Santa Clara University Law School’s international and comparative law programs and activities have been brought together under the umbrella of the newly created Center for Global Law and Policy.
The Center’s director is Professor, and former Dean, Mack A. Player. While working together with Assistant Dean Elizabeth Powers, he will lead the law school’s growing, and increasingly significant, international law programs and activities. The Center will support and provide leadership in a broad range of important areas, including operating (and, as appropriate, strengthening) Santa Clara’s summer abroad programs, LLM program, student and faculty exchange programs (such as the EACLE program), and the visiting scholars program. The Center is also strategically positioned to support the Journal of International Law and international students’ organizations, including Santa Clara’s international moot court competition teams.
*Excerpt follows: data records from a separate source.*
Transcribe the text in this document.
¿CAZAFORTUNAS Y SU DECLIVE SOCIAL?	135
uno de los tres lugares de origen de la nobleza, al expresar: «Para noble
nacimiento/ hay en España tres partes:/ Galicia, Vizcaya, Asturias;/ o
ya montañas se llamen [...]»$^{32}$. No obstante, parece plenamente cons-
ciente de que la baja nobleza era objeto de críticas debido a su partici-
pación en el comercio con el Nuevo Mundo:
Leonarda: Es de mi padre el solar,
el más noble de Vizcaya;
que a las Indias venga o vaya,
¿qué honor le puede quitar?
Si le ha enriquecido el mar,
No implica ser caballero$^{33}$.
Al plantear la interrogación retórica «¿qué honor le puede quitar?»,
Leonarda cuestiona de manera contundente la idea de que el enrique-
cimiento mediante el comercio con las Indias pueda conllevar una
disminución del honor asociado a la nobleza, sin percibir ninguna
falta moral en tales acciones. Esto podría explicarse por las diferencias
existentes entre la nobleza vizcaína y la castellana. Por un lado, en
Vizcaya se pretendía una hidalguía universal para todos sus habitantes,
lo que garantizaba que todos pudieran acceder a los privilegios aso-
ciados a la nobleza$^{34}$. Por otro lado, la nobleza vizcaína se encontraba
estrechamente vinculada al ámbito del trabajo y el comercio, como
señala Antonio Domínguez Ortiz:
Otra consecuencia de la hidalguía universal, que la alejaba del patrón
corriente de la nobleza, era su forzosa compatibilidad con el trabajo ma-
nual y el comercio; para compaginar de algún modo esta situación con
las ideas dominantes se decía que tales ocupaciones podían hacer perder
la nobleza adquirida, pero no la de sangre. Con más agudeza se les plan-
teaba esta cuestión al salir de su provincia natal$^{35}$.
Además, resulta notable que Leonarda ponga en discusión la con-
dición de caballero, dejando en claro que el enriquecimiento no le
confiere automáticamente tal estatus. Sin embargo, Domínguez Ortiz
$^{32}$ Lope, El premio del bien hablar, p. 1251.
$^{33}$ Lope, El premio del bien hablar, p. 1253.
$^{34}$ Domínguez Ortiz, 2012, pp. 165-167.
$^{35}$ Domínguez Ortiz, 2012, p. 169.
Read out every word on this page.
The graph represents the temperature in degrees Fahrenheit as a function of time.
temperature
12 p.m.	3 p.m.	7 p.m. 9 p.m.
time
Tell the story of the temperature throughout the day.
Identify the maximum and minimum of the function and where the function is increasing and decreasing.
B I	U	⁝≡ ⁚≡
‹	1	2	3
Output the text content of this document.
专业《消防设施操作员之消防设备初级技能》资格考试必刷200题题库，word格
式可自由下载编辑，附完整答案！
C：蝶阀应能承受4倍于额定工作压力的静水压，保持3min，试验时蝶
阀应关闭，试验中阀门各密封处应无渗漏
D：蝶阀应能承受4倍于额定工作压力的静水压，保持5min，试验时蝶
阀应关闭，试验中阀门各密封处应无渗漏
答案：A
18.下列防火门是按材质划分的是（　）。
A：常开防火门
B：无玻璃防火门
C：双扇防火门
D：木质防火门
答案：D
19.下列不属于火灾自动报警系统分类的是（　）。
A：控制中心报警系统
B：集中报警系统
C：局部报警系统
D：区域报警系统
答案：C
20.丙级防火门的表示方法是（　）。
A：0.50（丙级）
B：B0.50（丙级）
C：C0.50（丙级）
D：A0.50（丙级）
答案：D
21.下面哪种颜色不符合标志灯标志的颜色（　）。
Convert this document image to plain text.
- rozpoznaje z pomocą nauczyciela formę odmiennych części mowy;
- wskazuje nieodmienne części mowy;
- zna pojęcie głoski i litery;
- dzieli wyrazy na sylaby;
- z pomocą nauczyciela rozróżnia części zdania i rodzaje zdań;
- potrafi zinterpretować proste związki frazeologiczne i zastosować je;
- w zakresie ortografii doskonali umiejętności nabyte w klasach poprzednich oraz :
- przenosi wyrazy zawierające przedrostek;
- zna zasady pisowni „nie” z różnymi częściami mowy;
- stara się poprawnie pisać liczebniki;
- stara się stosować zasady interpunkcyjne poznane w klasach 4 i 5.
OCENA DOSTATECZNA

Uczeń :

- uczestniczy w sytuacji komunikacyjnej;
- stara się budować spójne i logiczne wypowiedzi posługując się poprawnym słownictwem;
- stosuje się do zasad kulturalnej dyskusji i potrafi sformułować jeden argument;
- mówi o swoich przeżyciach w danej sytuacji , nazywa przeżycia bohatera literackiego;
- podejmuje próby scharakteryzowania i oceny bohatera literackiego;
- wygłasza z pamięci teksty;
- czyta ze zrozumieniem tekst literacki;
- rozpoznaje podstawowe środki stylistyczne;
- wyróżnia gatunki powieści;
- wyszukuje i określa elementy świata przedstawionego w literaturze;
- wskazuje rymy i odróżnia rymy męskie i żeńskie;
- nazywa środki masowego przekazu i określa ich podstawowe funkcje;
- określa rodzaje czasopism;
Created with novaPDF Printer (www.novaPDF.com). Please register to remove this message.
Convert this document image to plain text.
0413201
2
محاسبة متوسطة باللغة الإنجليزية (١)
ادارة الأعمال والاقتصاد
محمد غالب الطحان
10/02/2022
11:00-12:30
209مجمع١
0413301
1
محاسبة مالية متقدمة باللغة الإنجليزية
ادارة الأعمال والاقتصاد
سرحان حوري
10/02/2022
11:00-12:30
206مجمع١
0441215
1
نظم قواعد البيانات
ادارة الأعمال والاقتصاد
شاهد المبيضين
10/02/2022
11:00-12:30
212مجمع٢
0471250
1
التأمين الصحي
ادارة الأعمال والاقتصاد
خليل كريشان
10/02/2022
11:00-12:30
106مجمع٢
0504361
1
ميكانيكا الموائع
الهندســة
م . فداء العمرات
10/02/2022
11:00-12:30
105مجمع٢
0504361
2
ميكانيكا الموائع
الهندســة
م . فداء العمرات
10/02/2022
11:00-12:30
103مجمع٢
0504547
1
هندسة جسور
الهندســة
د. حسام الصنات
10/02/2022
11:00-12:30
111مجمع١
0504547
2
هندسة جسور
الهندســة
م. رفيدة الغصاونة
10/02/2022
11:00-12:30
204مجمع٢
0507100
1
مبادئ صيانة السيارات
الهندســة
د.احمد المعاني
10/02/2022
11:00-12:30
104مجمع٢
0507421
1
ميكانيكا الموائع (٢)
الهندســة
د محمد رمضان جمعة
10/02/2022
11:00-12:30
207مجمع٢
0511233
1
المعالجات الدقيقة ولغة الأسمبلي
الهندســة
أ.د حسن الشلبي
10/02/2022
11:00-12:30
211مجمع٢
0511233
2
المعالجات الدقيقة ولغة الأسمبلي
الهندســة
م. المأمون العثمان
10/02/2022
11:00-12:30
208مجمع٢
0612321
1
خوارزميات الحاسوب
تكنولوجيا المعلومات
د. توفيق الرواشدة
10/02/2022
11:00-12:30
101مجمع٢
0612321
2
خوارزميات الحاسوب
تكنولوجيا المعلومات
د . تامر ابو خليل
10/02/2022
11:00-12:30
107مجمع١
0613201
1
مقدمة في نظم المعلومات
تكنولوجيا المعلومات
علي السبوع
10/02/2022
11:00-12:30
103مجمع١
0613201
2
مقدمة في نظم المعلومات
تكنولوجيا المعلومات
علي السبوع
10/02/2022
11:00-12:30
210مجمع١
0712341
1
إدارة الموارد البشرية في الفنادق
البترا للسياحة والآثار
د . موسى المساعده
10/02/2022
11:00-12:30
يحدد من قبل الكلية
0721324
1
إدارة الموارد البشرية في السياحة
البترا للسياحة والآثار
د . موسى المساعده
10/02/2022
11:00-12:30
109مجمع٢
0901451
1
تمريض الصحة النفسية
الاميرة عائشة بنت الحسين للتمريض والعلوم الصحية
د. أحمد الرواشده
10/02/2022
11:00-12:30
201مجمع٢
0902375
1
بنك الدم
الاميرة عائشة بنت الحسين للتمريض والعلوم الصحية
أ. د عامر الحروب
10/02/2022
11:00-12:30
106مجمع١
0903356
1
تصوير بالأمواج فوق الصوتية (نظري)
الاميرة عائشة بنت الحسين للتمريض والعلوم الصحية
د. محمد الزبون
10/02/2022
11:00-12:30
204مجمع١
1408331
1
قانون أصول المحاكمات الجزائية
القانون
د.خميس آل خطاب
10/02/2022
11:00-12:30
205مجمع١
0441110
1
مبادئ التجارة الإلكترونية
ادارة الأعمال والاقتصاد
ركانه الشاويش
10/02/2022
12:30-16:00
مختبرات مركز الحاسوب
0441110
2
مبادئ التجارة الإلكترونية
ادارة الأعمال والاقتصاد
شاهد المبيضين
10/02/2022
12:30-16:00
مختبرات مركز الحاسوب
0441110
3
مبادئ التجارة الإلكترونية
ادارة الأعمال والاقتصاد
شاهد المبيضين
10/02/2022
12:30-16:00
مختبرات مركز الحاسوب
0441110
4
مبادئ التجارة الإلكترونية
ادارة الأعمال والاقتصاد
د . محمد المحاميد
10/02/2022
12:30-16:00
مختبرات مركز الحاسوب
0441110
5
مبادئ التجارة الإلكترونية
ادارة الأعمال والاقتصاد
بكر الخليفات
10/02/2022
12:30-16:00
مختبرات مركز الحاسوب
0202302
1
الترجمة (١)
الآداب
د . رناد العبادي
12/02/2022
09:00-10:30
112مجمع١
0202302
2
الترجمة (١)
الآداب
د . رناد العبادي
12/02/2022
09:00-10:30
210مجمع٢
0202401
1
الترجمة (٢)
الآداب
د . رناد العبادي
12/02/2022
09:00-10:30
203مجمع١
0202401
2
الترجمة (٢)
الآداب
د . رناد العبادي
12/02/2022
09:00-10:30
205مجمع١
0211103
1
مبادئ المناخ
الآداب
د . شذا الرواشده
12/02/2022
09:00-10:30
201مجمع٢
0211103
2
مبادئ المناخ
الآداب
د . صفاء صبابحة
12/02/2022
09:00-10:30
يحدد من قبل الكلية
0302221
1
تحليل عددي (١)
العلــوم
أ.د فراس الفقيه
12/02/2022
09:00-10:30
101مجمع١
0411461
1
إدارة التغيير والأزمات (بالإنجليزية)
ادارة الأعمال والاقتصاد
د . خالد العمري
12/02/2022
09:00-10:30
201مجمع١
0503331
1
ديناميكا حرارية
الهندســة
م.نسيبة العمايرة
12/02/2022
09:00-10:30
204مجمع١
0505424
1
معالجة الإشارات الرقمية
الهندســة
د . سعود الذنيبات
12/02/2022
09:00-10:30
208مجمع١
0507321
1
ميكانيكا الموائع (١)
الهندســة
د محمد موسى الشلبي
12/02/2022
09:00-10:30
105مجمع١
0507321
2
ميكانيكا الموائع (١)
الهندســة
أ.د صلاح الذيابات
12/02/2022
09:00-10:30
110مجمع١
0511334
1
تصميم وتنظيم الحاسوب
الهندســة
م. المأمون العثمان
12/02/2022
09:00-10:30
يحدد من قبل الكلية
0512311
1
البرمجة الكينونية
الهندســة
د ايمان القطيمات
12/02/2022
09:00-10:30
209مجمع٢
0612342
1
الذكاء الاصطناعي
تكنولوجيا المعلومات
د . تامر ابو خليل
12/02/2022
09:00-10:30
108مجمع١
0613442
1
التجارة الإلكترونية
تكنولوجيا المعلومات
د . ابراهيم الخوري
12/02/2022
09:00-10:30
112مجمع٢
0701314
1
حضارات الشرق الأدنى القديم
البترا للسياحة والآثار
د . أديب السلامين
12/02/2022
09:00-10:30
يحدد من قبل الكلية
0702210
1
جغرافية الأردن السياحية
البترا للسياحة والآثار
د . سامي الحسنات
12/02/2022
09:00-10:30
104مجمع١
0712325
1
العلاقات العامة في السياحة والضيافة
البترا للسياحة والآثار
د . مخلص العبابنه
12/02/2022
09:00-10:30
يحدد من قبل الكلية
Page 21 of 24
Most importantly, the Center will work closely with faculty and key administrative leaders at the law school to strengthen its international and comparative law curriculum so it is able to respond to the rapidly changing world of global legal and policy issues.
Dean Powers commented, “It is such an exciting and important time for the School of Law to be expanding its relationships abroad – the practice of law is increasingly global, and we are fortunate to have had the foresight of leadership over the past two decades to position us so strongly in the foreign law arena.”
By its very nature, the Center for Global Law and Policy will replace, in a formal sense, the Institute for International and Comparative Law, but the work of the Institute will continue through several areas of the Center’s work.
According to Dean Donald J. Polden, “Professor Mack Player and Assistant Dean Elizabeth Powers have done a marvelous job of reformulating the various programs and activities in these areas under the supportive framework of the Center. They have articulated a vision for a more cohesive relationship between the many aspects of the law school’s longstanding commitment to the study of international and comparative law and policy.”